Z_L=j 2 \pi f_0L=j2 \pi \times 1000 \times 0.1592=j1000 \ \Omega \\ Z_C=-j\frac{1}{2 \pi f_0 C}=-j\frac{1}{2 \pi \times 1000 \times 0.1592 \times 10^{-6}}=-j1000 \ \Omega

As expected, the reactances are equal in magnitude at the resonant frequency.

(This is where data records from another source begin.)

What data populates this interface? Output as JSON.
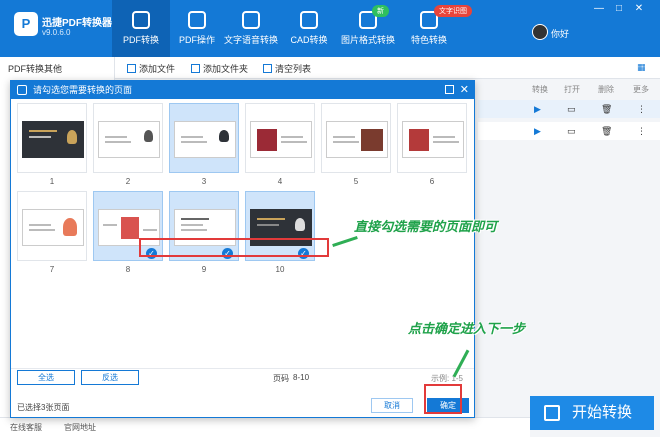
{
  "app": {
    "name": "迅捷PDF转换器",
    "version": "v9.0.6.0",
    "logo": "P"
  },
  "nav": [
    {
      "label": "PDF转换",
      "icon": "convert-icon"
    },
    {
      "label": "PDF操作",
      "icon": "pdf-ops-icon"
    },
    {
      "label": "文字语音转换",
      "icon": "voice-icon"
    },
    {
      "label": "CAD转换",
      "icon": "cad-icon"
    },
    {
      "label": "图片格式转换",
      "icon": "image-icon"
    },
    {
      "label": "特色转换",
      "icon": "feature-icon"
    }
  ],
  "badges": {
    "new": "新",
    "tts": "文字识图"
  },
  "user": {
    "name": "你好"
  },
  "window": {
    "minimize": "—",
    "maximize": "□",
    "close": "✕"
  },
  "sidebar": {
    "title": "PDF转换其他"
  },
  "toolbar": {
    "add_file": "添加文件",
    "add_folder": "添加文件夹",
    "clear_list": "清空列表"
  },
  "list_header": {
    "convert": "转换",
    "open": "打开",
    "delete": "删除",
    "more": "更多"
  },
  "row_icons": {
    "play": "▶",
    "folder": "▭",
    "trash": "🗑",
    "more": "⋮"
  },
  "dialog": {
    "title": "请勾选您需要转换的页面",
    "pages": [
      "1",
      "2",
      "3",
      "4",
      "5",
      "6",
      "7",
      "8",
      "9",
      "10"
    ],
    "check_mark": "✓",
    "select_all": "全选",
    "invert": "反选",
    "page_range_label": "页码",
    "page_range_value": "8-10",
    "example": "示例: 1-5",
    "selected_count": "已选择3张页面",
    "cancel": "取消",
    "confirm": "确定"
  },
  "annotations": {
    "select_pages": "直接勾选需要的页面即可",
    "click_confirm": "点击确定进入下一步"
  },
  "start_button": "开始转换",
  "footer": {
    "online": "在线客服",
    "website": "官网地址"
  },
  "colors": {
    "brand": "#1479d6",
    "annotation": "#1fa24a",
    "highlight": "#e23a3a"
  }
}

The total impedance of the circuit is

Z_s=R+Z_L+Z_C=100+j1000-j1000=100 \ \Omega

The phasor current is given by

\pmb{\text{I}}=\frac{\pmb{\text{V}}_s}{Z_s} =\frac{1 \underline{/0^\circ}}{100}=0.01 \underline{/0^\circ}

The voltages across the elements are

\pmb{\text{V}}_R=R \pmb{\text{I}}=100 \times 0.01 \underline{/0^\circ}=1 \underline{/0^\circ} \\ \pmb{\text{V}}_L=Z_L \pmb{\text{I}}=j1000 \times 0.01 \underline{/0^\circ}=10 \underline{/90^\circ} \\ \pmb{\text{V}}_C=Z_C \pmb{\text{I}}=-j1000 \times 0.01 \underline{/0^\circ}=10 \underline{/-90^\circ}

The phasor diagram is shown in Figure 6.28. Notice that the voltages across the inductance and capacitance are much larger than the source voltage in magnitude.
Nevertheless, Kirchhoff’s voltage law is satisfied because \pmb{\text{V}}_L \text{ and } \pmb{\text{V}}_C are out of phase and cancel.